Medical Study First to Pinpoint Best 'Nerve Block' Treatments for Patients Needing Surgery for Hip Fractures
After performing a network meta-analysis of studies on nerve block techniques, a research team at the University of Alberta believes it has singled out the methods that are most effective for surgery to repair a broken hip. "We can get all these treatments together, put them in order now from best to worst and approximate how much better each is compared with the others," explained lead researcher Saifee Rashiq of the school's Department of Anesthesiology & Pain Medicine. For the purpose of broken-hip operations, the team identified two variations of nerve block—both fairly simple to perform—as superior to the others. Of the two, one proved better at curbing postoperative pain while the other reduced the odds of the patient developing a potentially life-threatening complication: delirium. The investigators, who reported the findings in the Canadian Journal of Anesthesia, conceded that additional research, including head-to-head trials, must be conducted to further compare the techniques. For now, however, Rashiq hopes anesthesia providers will start using one of the top two methods to repair hip fractures. "If everybody used these techniques all the time you could make the business of having your hip fixed a lot less unpleasant," he said. "You could probably prevent a large number of people from having delirium, and I'm sure that would save healthcare dollars."

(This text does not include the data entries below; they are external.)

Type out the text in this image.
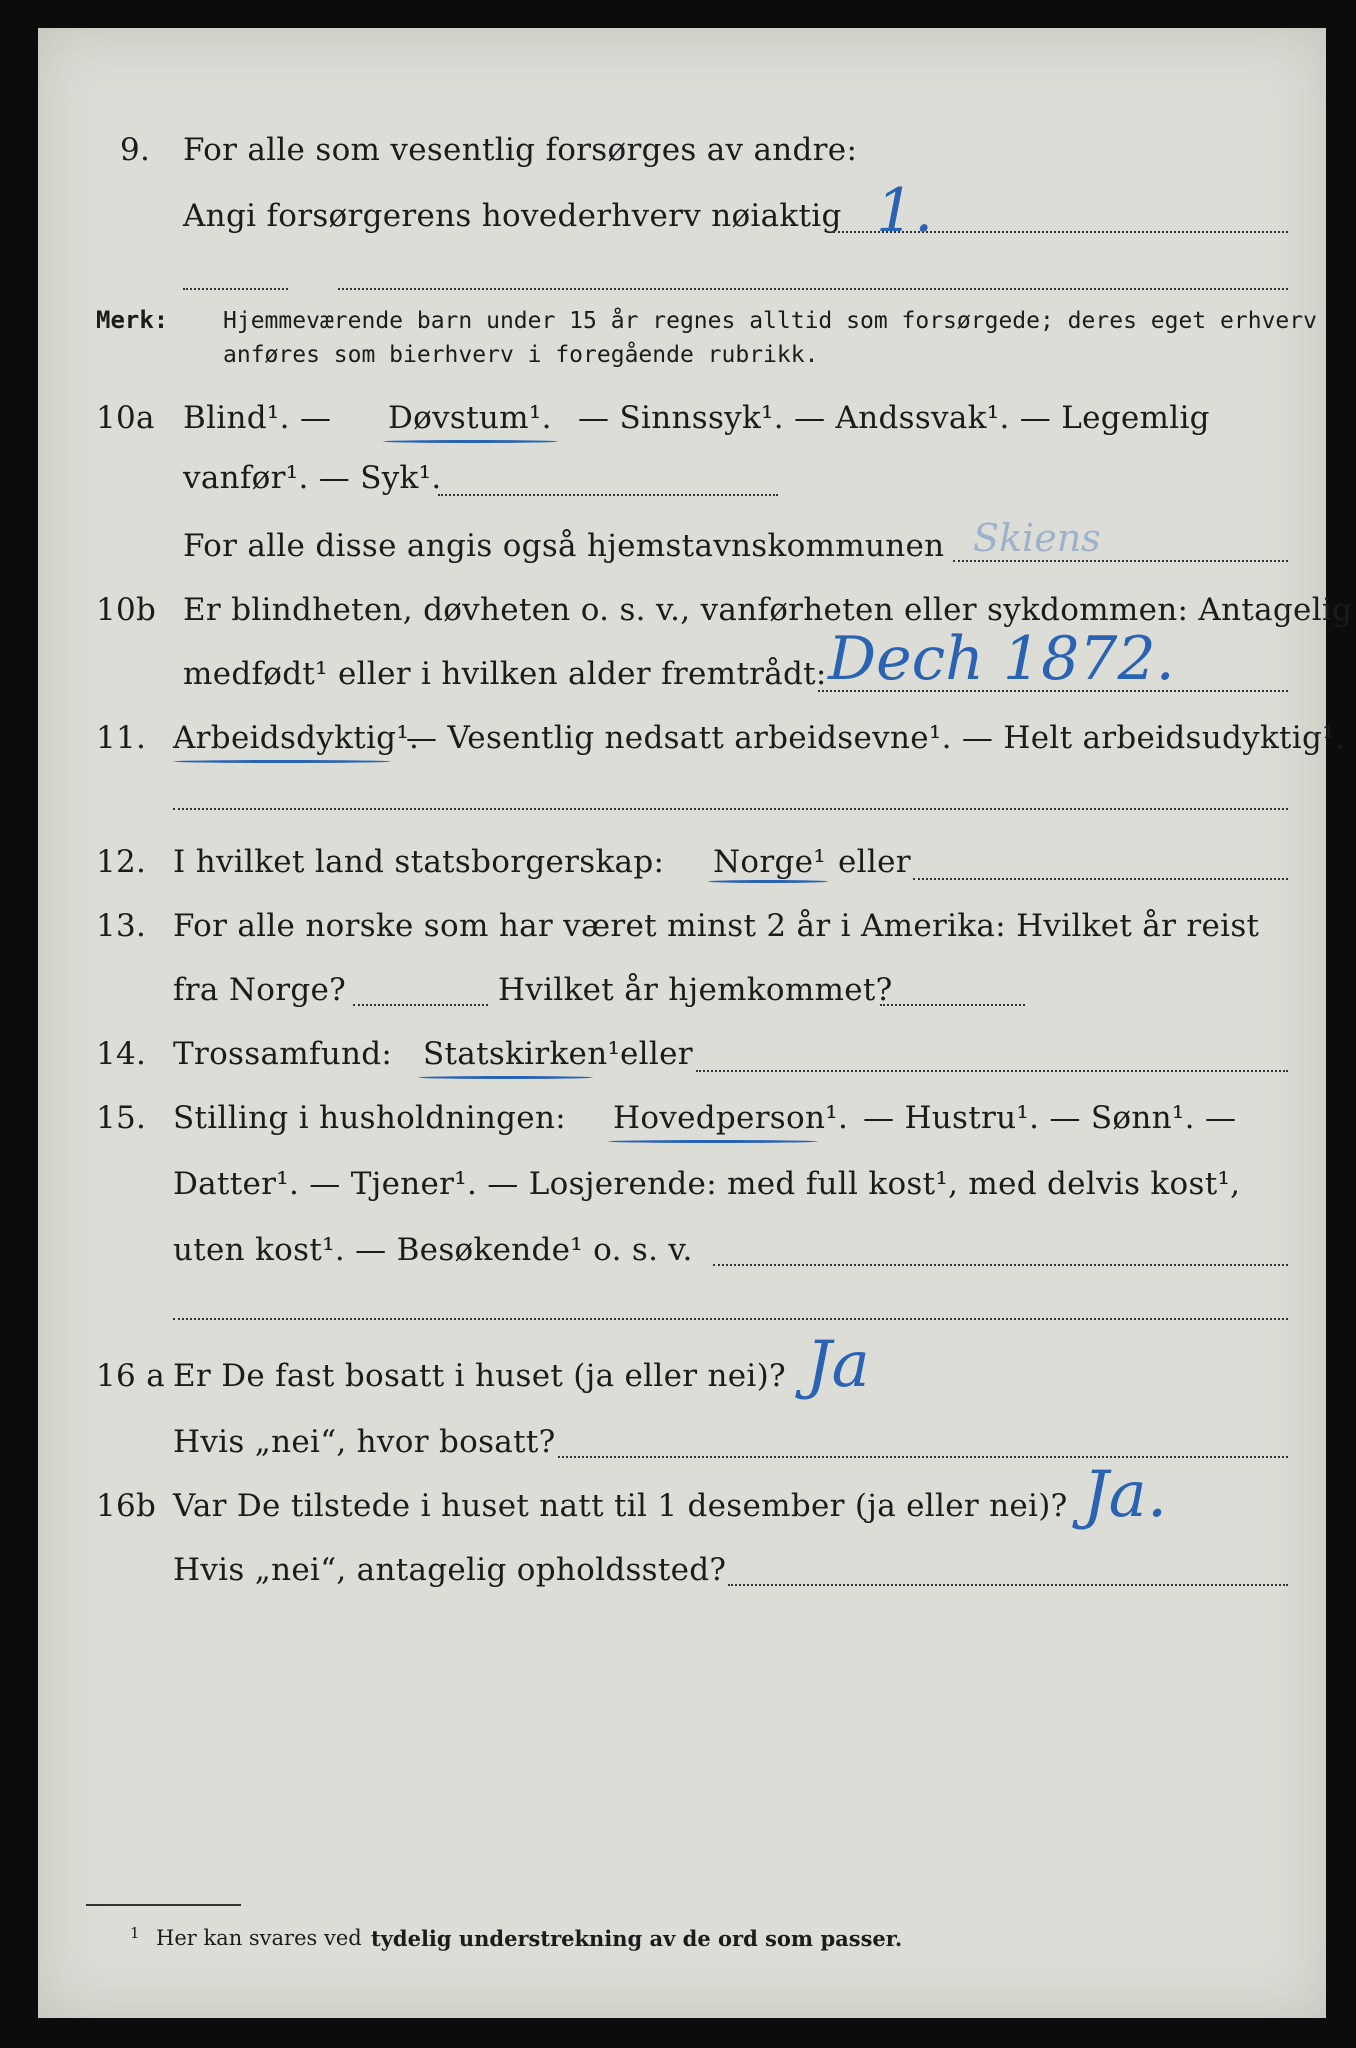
9. For alle som vesentlig forsørges av andre:
Angi forsørgerens hovederhverv nøiaktig 1.
Merk: Hjemmeværende barn under 15 år regnes alltid som forsørgede; deres eget erhverv
anføres som bierhverv i foregående rubrikk.
10a Blind¹. — Døvstum¹. — Sinnssyk¹. — Andssvak¹. — Legemlig
vanfør¹. — Syk¹.
For alle disse angis også hjemstavnskommunen Skiens
10b Er blindheten, døvheten o. s. v., vanførheten eller sykdommen: Antagelig
medfødt¹ eller i hvilken alder fremtrådt: Dech 1872.
11. Arbeidsdyktig¹.
— Vesentlig nedsatt arbeidsevne¹. — Helt arbeidsudyktig¹.
12. I hvilket land statsborgerskap: Norge¹ eller
13. For alle norske som har været minst 2 år i Amerika: Hvilket år reist
fra Norge?	Hvilket år hjemkommet?
14. Trossamfund: Statskirken¹ eller
15. Stilling i husholdningen: Hovedperson¹. — Hustru¹. — Sønn¹. —
Datter¹. — Tjener¹. — Losjerende: med full kost¹, med delvis kost¹,
uten kost¹. — Besøkende¹ o. s. v.
16 a Er De fast bosatt i huset (ja eller nei)? Ja
Hvis „nei“, hvor bosatt?
16b Var De tilstede i huset natt til 1 desember (ja eller nei)? Ja.
Hvis „nei“, antagelig opholdssted?
1 Her kan svares ved tydelig understrekning av de ord som passer.
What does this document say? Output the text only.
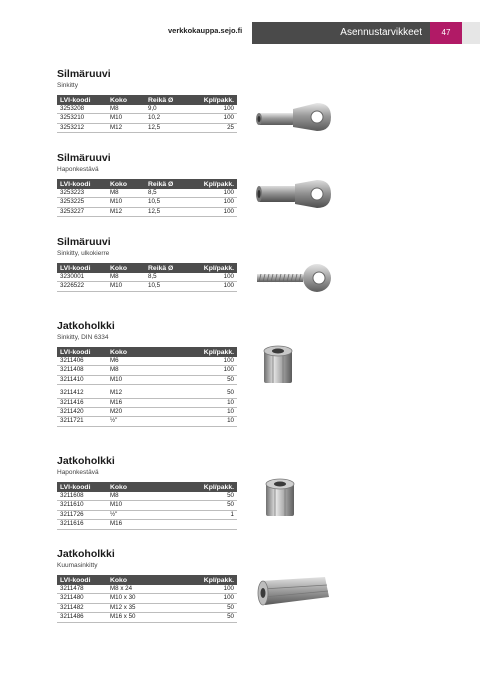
verkkokauppa.sejo.fi	Asennustarvikkeet	47
Silmäruuvi
Sinkitty
LVI-koodi	Koko	Reikä Ø	Kpl/pakk.
3253208	M8	9,0	100
3253210	M10	10,2	100
3253212	M12	12,5	25
Silmäruuvi
Haponkestävä
LVI-koodi	Koko	Reikä Ø	Kpl/pakk.
3253223	M8	8,5	100
3253225	M10	10,5	100
3253227	M12	12,5	100
Silmäruuvi
Sinkitty, ulkokierre
LVI-koodi	Koko	Reikä Ø	Kpl/pakk.
3230001	M8	8,5	100
3226522	M10	10,5	100
Jatkoholkki
Sinkitty, DIN 6334
LVI-koodi	Koko	Kpl/pakk.
3211406	M6	100
3211408	M8	100
3211410	M10	50

3211412	M12	50
3211416	M16	10
3211420	M20	10
3211721	½"	10
Jatkoholkki
Haponkestävä
LVI-koodi	Koko	Kpl/pakk.
3211608	M8	50
3211610	M10	50
3211726	½"	1
3211616	M16	
Jatkoholkki
Kuumasinkitty
LVI-koodi	Koko	Kpl/pakk.
3211478	M8 x 24	100
3211480	M10 x 30	100
3211482	M12 x 35	50
3211486	M16 x 50	50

From "Medical Study First to Pinpoint Best 'Nerve Block' Treatments for Patients Needing Surgery for Hip Fractures"
Intubation Times Longer for Video Than DL in Patients With Difficult Airways
There are both pros and cons to using a video device instead of performing direct laryngoscopy (DL) during intubation of patients with difficult airways, Canadian researchers report. The University of Toronto team, led by Department of Anesthesia fellow Daniel Cordovani, MD, studied 44 surgical patients who had at least one risk factor for a difficult airway. Two dozen subjects were randomized to receive laryngoscopies with a Macintosh blade followed by use of a GlideScope video device, and 20 were assigned to DL with the Macintosh only. Cordovani and colleagues discovered that the video technique offered a much better view than DL in 55 percent of patients, had an intubation failure rate about half that of DL, and required external laryngeal pressure less often than the traditional approach. However, while earlier research showed that video laryngoscopy required markedly less overall force in patients with normal airways, that requirement was higher and on par with DL when treating patients with difficult airways. Perhaps most significant, the investigators calculated that video laryngoscopy took a median 30 seconds compared to 18 seconds for DL. "A prolonged laryngoscopy is probably more likely to generate a sympathetic response, which could be detrimental in patients with cardiovascular risk factors," said Cordovani.
From "Intubation Times Longer for Video Than DL in Patients With Difficult Airways"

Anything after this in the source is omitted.